In a typical study, he would train a rat to run through a maze without errors. After learning occurred, he would remove an area from the cortex. He removed varying portions of the cortex in different rats, ranging from 10% to 50%. Then he would place the rat back at the start of the maze and register the change in behaviour. The idea was that if the memory of the maze is localized somewhere in the brain, then by removing area after area you will be able to pinpoint the specific region in the cortex associated with memory. However, this search turned out to be a failure. And so, Lashley concluded that memory was distributed rather than localized based on the following observations:

  • The principle of mass action based on a correlation observed between the percentage of cortex removed and learning abilities. They main idea is that performance deterioration depends on the percentage of cortex destroyed, not the location of the destroyed cells.
  • Equipotentiality which refers to the ability of one part of the cortex to take over the functions of another part of the cortex.

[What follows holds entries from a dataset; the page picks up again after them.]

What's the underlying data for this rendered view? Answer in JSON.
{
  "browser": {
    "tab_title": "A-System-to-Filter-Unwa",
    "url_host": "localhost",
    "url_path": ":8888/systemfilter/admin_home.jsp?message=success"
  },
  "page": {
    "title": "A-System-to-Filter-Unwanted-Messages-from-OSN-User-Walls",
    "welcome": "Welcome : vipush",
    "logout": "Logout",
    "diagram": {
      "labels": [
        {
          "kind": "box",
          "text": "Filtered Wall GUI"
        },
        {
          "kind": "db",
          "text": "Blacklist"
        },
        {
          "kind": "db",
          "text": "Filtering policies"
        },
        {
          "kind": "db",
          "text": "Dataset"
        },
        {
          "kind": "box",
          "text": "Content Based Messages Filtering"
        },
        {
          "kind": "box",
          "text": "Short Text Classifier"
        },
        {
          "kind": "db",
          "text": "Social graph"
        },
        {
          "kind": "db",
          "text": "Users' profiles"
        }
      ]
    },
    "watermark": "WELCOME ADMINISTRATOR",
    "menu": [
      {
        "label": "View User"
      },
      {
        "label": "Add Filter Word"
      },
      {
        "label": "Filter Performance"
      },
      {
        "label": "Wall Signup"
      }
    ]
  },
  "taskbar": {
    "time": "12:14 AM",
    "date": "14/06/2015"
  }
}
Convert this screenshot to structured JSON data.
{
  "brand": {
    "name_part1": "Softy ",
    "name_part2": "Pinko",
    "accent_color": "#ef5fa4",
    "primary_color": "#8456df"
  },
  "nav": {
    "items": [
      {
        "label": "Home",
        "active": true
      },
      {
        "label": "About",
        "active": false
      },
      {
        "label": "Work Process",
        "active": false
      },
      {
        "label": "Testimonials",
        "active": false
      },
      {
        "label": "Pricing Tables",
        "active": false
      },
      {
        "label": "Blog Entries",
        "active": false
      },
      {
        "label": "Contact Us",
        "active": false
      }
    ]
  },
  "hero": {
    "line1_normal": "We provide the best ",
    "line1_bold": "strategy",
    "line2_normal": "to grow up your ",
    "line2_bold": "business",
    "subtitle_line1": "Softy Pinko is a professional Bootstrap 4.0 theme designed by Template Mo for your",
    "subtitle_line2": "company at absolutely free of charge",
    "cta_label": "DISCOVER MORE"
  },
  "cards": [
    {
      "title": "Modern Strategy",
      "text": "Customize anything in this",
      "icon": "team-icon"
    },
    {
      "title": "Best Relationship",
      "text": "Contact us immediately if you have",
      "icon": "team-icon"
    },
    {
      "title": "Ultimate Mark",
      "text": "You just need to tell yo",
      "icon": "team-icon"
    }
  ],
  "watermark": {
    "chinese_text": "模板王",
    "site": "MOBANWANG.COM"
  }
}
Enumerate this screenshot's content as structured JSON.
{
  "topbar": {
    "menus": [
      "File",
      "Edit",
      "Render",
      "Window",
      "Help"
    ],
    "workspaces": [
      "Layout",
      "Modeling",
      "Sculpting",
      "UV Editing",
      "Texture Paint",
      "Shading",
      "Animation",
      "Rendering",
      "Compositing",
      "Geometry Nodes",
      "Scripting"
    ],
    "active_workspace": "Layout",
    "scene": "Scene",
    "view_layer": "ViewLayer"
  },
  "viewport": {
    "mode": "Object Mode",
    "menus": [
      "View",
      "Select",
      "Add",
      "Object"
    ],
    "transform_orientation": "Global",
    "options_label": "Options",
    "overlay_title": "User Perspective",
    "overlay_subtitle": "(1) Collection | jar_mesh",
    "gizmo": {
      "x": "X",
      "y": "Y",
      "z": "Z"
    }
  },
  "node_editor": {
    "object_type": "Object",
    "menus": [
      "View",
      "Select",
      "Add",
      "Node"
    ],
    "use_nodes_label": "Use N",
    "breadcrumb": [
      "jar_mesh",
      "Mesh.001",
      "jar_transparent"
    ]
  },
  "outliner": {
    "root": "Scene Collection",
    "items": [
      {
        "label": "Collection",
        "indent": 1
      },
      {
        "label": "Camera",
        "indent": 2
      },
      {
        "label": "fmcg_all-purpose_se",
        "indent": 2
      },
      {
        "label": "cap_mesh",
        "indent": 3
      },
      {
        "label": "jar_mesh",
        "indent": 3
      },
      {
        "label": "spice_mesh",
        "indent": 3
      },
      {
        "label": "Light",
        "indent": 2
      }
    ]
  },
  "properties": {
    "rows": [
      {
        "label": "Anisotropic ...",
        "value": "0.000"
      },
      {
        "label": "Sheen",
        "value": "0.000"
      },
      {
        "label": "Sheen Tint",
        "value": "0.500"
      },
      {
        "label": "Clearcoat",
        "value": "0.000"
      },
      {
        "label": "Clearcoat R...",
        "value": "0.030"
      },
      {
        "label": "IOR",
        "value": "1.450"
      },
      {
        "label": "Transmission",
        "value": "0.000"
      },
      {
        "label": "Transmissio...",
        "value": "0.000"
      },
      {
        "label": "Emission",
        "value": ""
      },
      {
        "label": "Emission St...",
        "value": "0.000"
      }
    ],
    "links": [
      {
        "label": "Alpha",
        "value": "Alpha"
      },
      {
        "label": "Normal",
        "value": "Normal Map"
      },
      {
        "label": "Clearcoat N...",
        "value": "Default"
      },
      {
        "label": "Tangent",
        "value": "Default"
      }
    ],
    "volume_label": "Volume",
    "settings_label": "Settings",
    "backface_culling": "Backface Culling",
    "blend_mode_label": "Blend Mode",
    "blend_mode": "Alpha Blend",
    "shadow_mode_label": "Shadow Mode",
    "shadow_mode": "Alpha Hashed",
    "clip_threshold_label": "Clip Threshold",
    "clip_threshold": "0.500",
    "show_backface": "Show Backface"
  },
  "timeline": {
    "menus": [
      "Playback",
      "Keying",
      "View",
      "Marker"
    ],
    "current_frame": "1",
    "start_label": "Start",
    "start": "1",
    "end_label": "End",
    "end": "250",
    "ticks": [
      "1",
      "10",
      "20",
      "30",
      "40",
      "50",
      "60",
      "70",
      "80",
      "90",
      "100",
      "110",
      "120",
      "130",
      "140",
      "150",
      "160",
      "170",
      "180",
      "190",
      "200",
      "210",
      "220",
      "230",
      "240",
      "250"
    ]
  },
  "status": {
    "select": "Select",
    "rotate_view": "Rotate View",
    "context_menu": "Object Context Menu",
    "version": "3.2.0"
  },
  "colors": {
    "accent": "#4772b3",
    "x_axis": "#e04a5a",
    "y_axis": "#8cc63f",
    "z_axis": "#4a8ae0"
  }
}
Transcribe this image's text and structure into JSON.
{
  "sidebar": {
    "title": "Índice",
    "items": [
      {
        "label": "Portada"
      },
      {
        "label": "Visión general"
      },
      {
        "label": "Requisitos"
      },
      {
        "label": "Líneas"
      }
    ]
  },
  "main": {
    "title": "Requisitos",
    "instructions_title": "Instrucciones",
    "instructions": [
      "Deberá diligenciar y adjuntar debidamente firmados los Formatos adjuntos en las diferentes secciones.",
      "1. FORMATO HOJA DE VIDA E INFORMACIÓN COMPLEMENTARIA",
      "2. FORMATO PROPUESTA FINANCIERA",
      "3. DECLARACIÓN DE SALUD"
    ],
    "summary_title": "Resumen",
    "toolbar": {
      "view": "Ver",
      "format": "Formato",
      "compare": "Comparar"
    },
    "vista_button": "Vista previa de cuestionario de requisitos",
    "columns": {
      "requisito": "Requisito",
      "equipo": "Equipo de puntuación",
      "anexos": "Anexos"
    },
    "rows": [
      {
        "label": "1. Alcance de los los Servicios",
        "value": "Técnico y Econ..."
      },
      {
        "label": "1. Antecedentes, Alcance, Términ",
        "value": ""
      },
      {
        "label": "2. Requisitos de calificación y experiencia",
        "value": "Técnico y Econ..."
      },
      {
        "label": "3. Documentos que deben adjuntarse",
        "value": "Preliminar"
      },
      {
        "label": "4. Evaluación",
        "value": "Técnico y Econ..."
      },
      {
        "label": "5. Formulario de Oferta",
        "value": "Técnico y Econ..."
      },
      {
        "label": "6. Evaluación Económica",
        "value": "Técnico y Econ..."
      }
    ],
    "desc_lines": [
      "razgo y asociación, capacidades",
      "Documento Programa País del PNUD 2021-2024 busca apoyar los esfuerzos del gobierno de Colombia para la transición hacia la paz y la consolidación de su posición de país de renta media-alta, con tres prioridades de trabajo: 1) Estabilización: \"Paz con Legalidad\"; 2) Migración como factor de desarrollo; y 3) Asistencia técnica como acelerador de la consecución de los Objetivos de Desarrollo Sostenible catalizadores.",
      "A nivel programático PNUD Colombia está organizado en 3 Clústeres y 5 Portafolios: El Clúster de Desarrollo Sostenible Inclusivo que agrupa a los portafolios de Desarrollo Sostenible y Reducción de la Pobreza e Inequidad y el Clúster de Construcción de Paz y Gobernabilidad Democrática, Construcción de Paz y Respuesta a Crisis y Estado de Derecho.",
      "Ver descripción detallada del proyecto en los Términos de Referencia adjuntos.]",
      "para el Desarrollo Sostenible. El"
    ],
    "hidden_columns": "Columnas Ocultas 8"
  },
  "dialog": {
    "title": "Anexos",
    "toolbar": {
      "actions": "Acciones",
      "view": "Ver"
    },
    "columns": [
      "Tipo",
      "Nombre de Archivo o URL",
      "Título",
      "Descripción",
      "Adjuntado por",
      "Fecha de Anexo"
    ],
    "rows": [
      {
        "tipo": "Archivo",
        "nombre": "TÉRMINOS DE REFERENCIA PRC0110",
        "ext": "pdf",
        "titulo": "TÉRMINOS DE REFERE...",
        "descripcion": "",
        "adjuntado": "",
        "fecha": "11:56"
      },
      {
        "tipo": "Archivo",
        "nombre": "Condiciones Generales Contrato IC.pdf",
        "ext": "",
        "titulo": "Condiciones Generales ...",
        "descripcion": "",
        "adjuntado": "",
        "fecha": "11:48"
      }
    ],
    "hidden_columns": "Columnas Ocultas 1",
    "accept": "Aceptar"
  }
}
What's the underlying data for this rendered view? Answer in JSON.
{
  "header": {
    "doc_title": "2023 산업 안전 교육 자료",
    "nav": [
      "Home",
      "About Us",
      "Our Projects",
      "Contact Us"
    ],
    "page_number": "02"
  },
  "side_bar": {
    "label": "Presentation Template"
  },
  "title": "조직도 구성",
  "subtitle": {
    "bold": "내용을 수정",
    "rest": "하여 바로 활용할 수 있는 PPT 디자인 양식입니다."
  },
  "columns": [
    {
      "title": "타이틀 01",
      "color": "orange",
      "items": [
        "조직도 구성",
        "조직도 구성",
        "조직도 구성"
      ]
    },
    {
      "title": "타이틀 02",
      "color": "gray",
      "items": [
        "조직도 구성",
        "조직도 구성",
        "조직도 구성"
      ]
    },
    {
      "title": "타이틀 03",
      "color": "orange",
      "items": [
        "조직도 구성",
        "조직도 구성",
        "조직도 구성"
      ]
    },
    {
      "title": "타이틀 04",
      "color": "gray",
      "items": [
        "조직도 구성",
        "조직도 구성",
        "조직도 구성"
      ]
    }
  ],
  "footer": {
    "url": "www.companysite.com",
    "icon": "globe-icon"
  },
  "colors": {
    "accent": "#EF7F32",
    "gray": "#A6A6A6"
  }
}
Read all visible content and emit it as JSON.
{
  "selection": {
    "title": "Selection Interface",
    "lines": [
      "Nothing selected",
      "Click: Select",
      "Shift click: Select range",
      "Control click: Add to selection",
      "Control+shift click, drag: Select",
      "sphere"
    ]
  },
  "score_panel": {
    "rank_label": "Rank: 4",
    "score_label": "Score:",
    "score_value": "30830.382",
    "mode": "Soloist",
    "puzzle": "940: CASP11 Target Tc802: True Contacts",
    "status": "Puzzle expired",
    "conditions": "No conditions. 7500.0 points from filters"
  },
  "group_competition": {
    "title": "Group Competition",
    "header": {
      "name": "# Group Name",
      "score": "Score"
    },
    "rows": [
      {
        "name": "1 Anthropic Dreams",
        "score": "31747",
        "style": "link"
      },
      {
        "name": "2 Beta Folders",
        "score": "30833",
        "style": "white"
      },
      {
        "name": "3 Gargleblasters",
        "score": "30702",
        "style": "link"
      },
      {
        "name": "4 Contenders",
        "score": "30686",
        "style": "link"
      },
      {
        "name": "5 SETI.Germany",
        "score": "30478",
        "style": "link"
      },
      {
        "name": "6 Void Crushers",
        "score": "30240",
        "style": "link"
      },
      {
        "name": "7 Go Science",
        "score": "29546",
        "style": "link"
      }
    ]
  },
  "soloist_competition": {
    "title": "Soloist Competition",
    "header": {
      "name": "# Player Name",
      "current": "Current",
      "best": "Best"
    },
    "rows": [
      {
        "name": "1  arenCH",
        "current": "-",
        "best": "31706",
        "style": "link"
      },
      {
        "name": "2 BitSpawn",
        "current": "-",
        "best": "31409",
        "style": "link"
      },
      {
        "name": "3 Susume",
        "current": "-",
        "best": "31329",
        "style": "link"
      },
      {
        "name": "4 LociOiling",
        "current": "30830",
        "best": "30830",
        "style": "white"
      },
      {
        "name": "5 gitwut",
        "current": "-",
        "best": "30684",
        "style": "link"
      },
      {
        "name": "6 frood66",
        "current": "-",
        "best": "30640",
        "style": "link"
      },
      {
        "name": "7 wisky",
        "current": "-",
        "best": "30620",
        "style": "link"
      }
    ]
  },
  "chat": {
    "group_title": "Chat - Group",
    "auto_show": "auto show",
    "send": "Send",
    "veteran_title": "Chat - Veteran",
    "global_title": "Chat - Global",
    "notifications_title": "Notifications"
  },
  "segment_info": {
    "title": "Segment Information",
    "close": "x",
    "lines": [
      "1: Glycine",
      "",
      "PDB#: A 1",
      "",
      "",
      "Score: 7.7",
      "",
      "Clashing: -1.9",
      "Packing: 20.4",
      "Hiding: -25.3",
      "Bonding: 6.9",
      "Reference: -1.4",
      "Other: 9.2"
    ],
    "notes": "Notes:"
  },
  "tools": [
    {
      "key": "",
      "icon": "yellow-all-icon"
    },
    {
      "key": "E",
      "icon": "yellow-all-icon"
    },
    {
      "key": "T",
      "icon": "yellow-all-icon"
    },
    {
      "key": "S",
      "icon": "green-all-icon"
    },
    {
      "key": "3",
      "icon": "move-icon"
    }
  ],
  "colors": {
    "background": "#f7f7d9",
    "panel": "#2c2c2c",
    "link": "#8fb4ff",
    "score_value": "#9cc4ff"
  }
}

While, Lashley's ideas about distribution are justified, it has been shown tat memory is not as evenly and uniformly distributed in the cortex as he thought.

Conclusions

The difference between the two extreme positions - the localizationism of Broca, Wernicke and Penfield vs the holism of Lashley - may very well stem from the methods used in their studies. After all, localizationists rationalised localization based on aphasia resulting from brain damage; while holists investigated maze running behaviour in mice.

The two extremes need to meet in the middle and find a converging position that more accurately reflects localization in the brain. At the moment, neuroscience supports relative localization, which essentially mans that localization exists for some functions under some conditions, however, it also clearly outlines limits of localization.

All in all, localization is a very interesting concept within the realm of neuroscience and ought to be discussed more often. It is of utmost importance to to explore the limits of localization in the brain, and discover more about how our functions and behaviours can be influenced by structural/biological changes.